Koşarken kendimi ve bedenimi dinlemek için bir neden daha diye düşündüm ve artık çoğunlukla kulaklık olmadan koşuyorum.
Başlık açmak yerine buraya yazmak istedim. Eğer başlık açmak daha doğru olur derseniz, başlığa da taşıyabilirim. Ama bir konuya anlam veremiyorum:
“Neden koşarken bağırıyorlar?”
Bu tepki, sevinç veya motivasyon amaçlı gibi de durmuyor. Özellikle bu hafta Kapadokya’da, daha önce de ülkenin çeşitli yerlerinde denk geldim. Bilhassa erkek koşucular durup durup bağırıyorlar. Adam gelmiş yanımda “WOAAAHHHHHHHH” diye bağırıyor. Arkadaşım dokunuyorsa yapma bu sporu. Canın falan acıyorsa söyle!? bırakalım koşuyu seninle ilgilenelim ama neden “WOAAAAAH” ???
Bir de bluetooth hoparlörle müzik dinleyerek koşanlar var. Arkadaş, neden kulaklık takmıyorsun? Bu durum sadece bana mı garip geliyor? Onlarca insan bir arada koşmaya çalışıyoruz, sen ne yapıyorsun? Seçim otobüsü gibi motivasyon bozuyorsun, başka bir şey değil. Ne kadar müzik seviyorsun, nasıl bir motivasyon peşindesin? Kulaklık takmak bu konuda seni tatmin etmiyor mu? Neden sadece kendin varmış gibi hareket ediyorsun? Melesa ben yöresel halay dinleyerek koşmayı seviyorum, ne yapayım bir sonraki koşuda bende jbl getirip millete davul zurna mı dinleteyim?
Hocam yakın koştuk heralde ki bu iki adama ben de denk geldim. Müzik yayını yapana bir iki laf salladım, belki duydu belki de duymadı ama kapattı sonra. Kulağımın dibinde bağıran ayarsız yüzünden de bir tırnak kaybettim maalesef.
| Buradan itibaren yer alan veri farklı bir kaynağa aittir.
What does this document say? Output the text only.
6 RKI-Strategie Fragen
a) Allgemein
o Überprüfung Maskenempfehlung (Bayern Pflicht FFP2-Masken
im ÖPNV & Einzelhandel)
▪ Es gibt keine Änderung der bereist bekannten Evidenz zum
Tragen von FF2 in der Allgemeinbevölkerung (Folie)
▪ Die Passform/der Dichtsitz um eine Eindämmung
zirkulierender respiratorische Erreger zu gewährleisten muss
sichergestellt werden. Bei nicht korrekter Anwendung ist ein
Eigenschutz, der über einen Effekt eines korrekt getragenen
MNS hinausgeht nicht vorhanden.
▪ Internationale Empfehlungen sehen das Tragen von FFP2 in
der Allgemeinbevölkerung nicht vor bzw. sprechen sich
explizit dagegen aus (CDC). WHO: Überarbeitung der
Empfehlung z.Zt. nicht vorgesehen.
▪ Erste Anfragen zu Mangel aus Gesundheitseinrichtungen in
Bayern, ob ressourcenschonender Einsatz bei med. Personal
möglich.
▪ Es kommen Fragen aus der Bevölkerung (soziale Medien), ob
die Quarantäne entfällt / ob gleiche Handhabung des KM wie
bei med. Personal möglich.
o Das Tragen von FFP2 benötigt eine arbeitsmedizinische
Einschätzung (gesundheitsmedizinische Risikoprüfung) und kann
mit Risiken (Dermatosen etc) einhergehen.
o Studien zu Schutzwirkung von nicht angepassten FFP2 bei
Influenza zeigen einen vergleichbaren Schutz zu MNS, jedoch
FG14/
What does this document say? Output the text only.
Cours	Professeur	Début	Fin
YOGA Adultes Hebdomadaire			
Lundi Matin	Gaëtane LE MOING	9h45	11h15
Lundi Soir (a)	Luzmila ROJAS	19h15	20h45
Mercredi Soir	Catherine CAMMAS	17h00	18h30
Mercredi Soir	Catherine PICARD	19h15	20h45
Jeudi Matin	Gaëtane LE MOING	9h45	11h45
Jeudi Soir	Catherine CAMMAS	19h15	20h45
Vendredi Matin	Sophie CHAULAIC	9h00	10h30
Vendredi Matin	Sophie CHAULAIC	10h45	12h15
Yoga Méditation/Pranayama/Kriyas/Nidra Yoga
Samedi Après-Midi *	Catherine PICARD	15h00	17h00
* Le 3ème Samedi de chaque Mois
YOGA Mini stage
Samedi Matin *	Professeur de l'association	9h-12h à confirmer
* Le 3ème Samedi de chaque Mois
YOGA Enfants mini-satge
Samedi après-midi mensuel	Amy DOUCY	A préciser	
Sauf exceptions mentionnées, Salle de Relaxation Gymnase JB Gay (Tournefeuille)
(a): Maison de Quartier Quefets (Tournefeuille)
Yazınıza tamamen katılmakla birlikte, bunun tamamen ahlaki ve saygı ile ilgili olduğunu düşünüyorum. Özellikle İstanbul’daki popüler yarışlarda koşu kulüpleri PACER’ları, kendi ekiplerini motive tutmak için bu tip gürültülü ve çevresini önemsemeyen davranış sergiliyorlar. Yani bazen insanların “hoca” dediği eğitmenler bizzat örnek teşkil ediyor.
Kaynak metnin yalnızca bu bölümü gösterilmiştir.